BEHIND THE FIRST TO FILE RULES

Introduction

As you are probably aware, the USPTO rules changed March 16, 2013 to
make the first inventor to file eligible to obtain a patent. (Prior to this change in law, patents were awarded to the first person to invent, regardless of whether another (later inventor) first filed an application.)  Implementation of this “first to file” rule created a concern that there would be a rush of inventors to the Patent Office door in order to protect their patent rights.

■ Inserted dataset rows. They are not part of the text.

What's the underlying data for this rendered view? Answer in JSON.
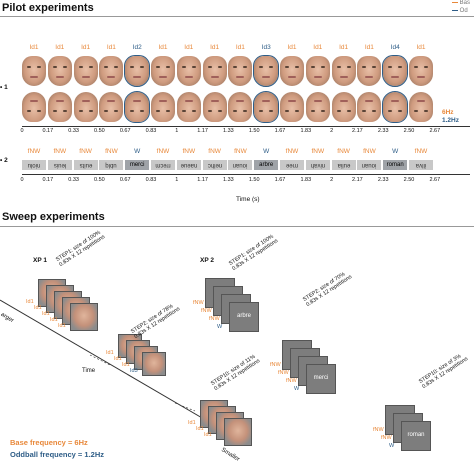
{
  "pilot": {
    "title": "Pilot experiments",
    "legend_base": "Bas",
    "legend_odd": "Od",
    "row1_marker": "1",
    "row2_marker": "2",
    "freq_base": "6Hz",
    "freq_odd": "1.2Hz",
    "ids": [
      "Id1",
      "Id1",
      "Id1",
      "Id1",
      "Id2",
      "Id1",
      "Id1",
      "Id1",
      "Id1",
      "Id3",
      "Id1",
      "Id1",
      "Id1",
      "Id1",
      "Id4",
      "Id1"
    ],
    "ticks": [
      "0",
      "0.17",
      "0.33",
      "0.50",
      "0.67",
      "0.83",
      "1",
      "1.17",
      "1.33",
      "1.50",
      "1.67",
      "1.83",
      "2",
      "2.17",
      "2.33",
      "2.50",
      "2.67"
    ],
    "words_top": [
      "fNW",
      "fNW",
      "fNW",
      "fNW",
      "W",
      "fNW",
      "fNW",
      "fNW",
      "fNW",
      "W",
      "fNW",
      "fNW",
      "fNW",
      "fNW",
      "W",
      "fNW"
    ],
    "words": [
      "niolu",
      "leuis",
      "euits",
      "ublq",
      "merci",
      "rrecm",
      "naeue",
      "nelhc",
      "iouan",
      "arbre",
      "rnee",
      "nivah",
      "eulia",
      "iouan",
      "roman",
      "illva"
    ],
    "time_label": "Time (s)"
  },
  "sweep": {
    "title": "Sweep experiments",
    "xp1": "XP 1",
    "xp2": "XP 2",
    "step1": "STEP1: size of 100%",
    "step1b": "0.83s X 12 repetitions",
    "step2_xp1": "STEP2: size of 78%",
    "step2_xp2": "STEP2: size of 70%",
    "step2b": "0.83s X 12 repetitions",
    "step10_xp1": "STEP10: size of 11%",
    "step10_xp2": "STEP10: size of 3%",
    "step10b": "0.83s X 12 repetitions",
    "larger": "arger",
    "smaller": "Smaller",
    "time": "Time",
    "id1": "Id1",
    "id3": "Id3",
    "fnw": "fNW",
    "w": "W",
    "word_arbre": "arbre",
    "word_merci": "merci",
    "word_roman": "roman",
    "base_freq": "Base frequency = 6Hz",
    "odd_freq": "Oddball frequency = 1.2Hz"
  }
}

The new rules are not that simple. The inventor or his assignee is given
protection.  The inventor can cut off the rights of third parties, including other inventors, by being the first to file an enabling patent application (either a provisional or non-provisional application)  in conformance with Rule 102 (35 U.S.C. 102).   The inventor can also cut off the rights of others by making a disclosure of the invention in conformance with Rule 102.

Discussion

The rule §102(a) does affirmatively state that “a person shall be entitled to
a patent unless: (1) the claimed invention was patented, described in a printed publication, or in public use, on sale, or otherwise available to the public before the effective filing date of the claimed invention, or
(2) the claimed invention was described in an issued patent, or in an
application published and names another inventor and was effectively filed
before the (inventor’s) effective filing date of the claimed invention.”

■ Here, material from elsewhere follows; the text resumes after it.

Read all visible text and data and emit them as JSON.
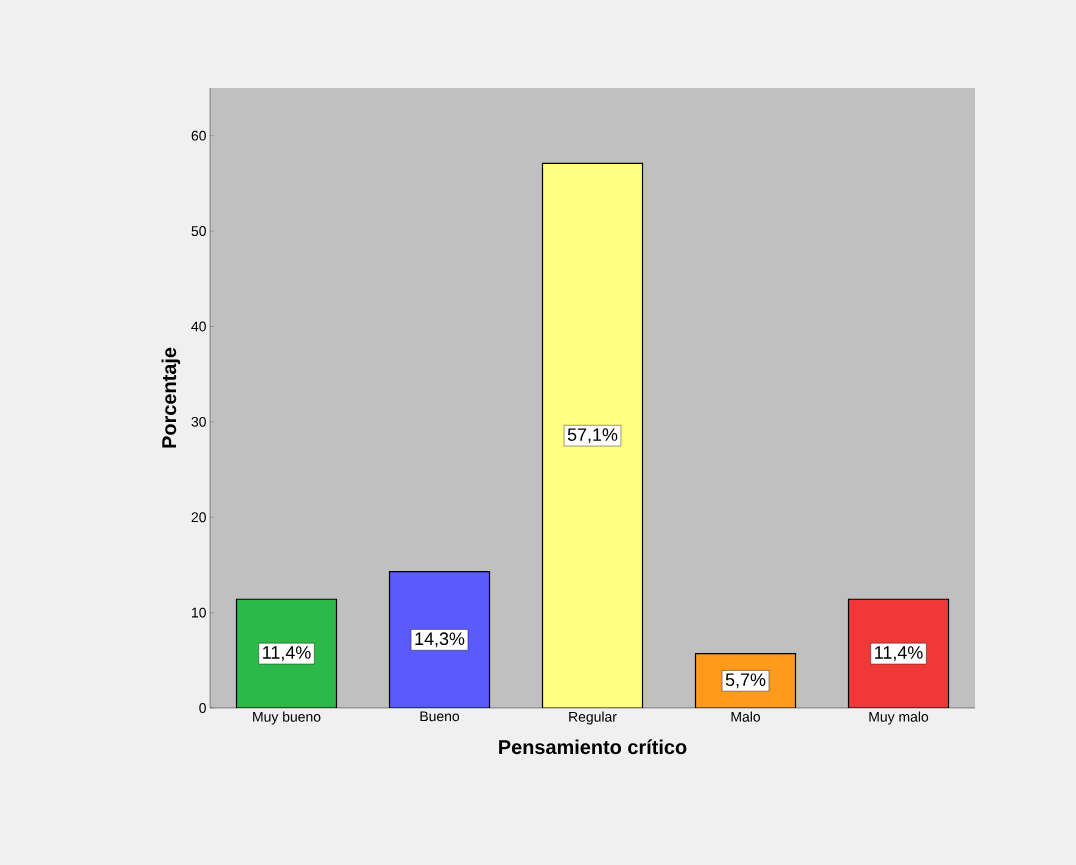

Thus, it would seem that any disclosure of the invention made by public use, marketing for sale, or appearing in any printed publication would prevent the invention from being patented.  However, there is more.  Rule 102(b) provides protection to the inventor.  (Hint: Rule 102(a) and 102(b) should be read together.)

Rule 102(b)(1) states that disclosures by the inventor made 1 year or less before the inventor’s effective filing date are not prior art to the claimed invention (inventor) if:

(A) the disclosure was made by the inventor or by someone that acquired the invention directly or indirectly from the inventor; or
(B) the subject matter disclosed had, before such effective filing, had
been publicly disclosed by the inventor (assume “on sale” or “public use”) or by someone that acquired the invention from the inventor.

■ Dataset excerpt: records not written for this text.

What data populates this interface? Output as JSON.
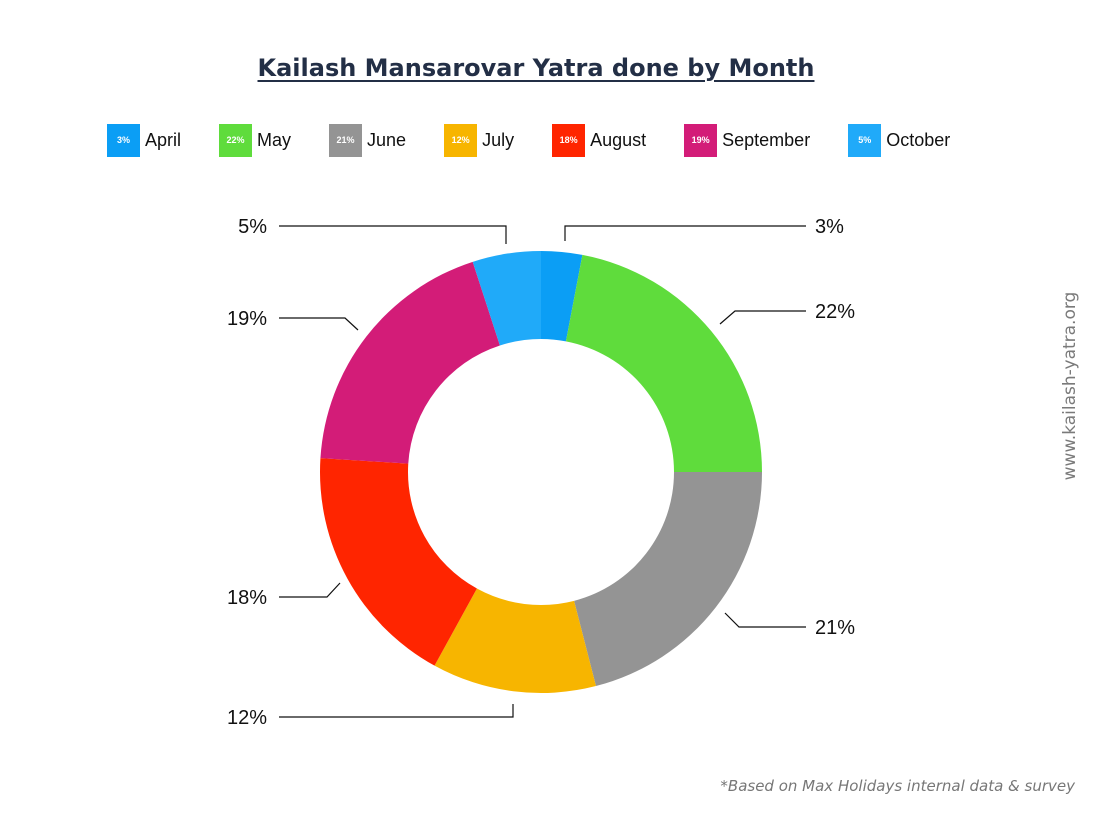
{
  "chart_data": {
    "type": "pie",
    "variant": "donut",
    "title": "Kailash Mansarovar Yatra done by Month",
    "categories": [
      "April",
      "May",
      "June",
      "July",
      "August",
      "September",
      "October"
    ],
    "values": [
      3,
      22,
      21,
      12,
      18,
      19,
      5
    ],
    "value_labels": [
      "3%",
      "22%",
      "21%",
      "12%",
      "18%",
      "19%",
      "5%"
    ],
    "colors": [
      "#0b9ef5",
      "#5fdc3c",
      "#949494",
      "#f7b500",
      "#ff2500",
      "#d31c78",
      "#20aaf9"
    ],
    "legend_position": "top"
  },
  "watermark": "www.kailash-yatra.org",
  "footnote": "*Based on Max Holidays internal data & survey"
}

Further, Rule 102(b)(2) states a disclosure is NOT prior art to a
claimed invention if:

(A) the subject matter disclosed (remember within 12 months of the inventor’s patent filing date) was obtained directly or indirectly from the inventor;
(B) the subject matter disclosed had, before such subject matter was
effectively filed, been publicly disclosed by the inventor or by another who
obtained the invention from the inventor.

What does this mean:

The law provides the first person to file is entitled to the patent unless the invention has been publicly disclosed, publicly used, placed on sale or appears in a printed publication including a patent or published patent application.  However, such activity, i.e., publication, public use, disclosure or marketing, by the inventor or a person that obtained the information form the inventor,  will not bar the invention from patent protection if such disclosure, etc. occurred less than 12 months prior to the inventor’s filing of the patent application.

Note, such disclosure, etc., by the inventor will bar another from being eligible to receive patent protection.  See Section 102(a)(i) & (2) above.

The inventor however, has a 12 month grace period beginning from the disclosure to file his/her application for patent.  See Section 102(b).

Conclusion

The first party to file a patent application for a patent is eligible for award of a patent unless the invention has been previously disclosed.  If disclosed, the invention is not novel.  However, if the inventor has made the disclosure, he or his assignee has 12 months to file a patent application.

This 12 month grace period is different that the patent law of most other countries.  Most countries require absolute novelty prior to filing of a patent application, i.e., most countries do not give the inventor a 12 month grace period.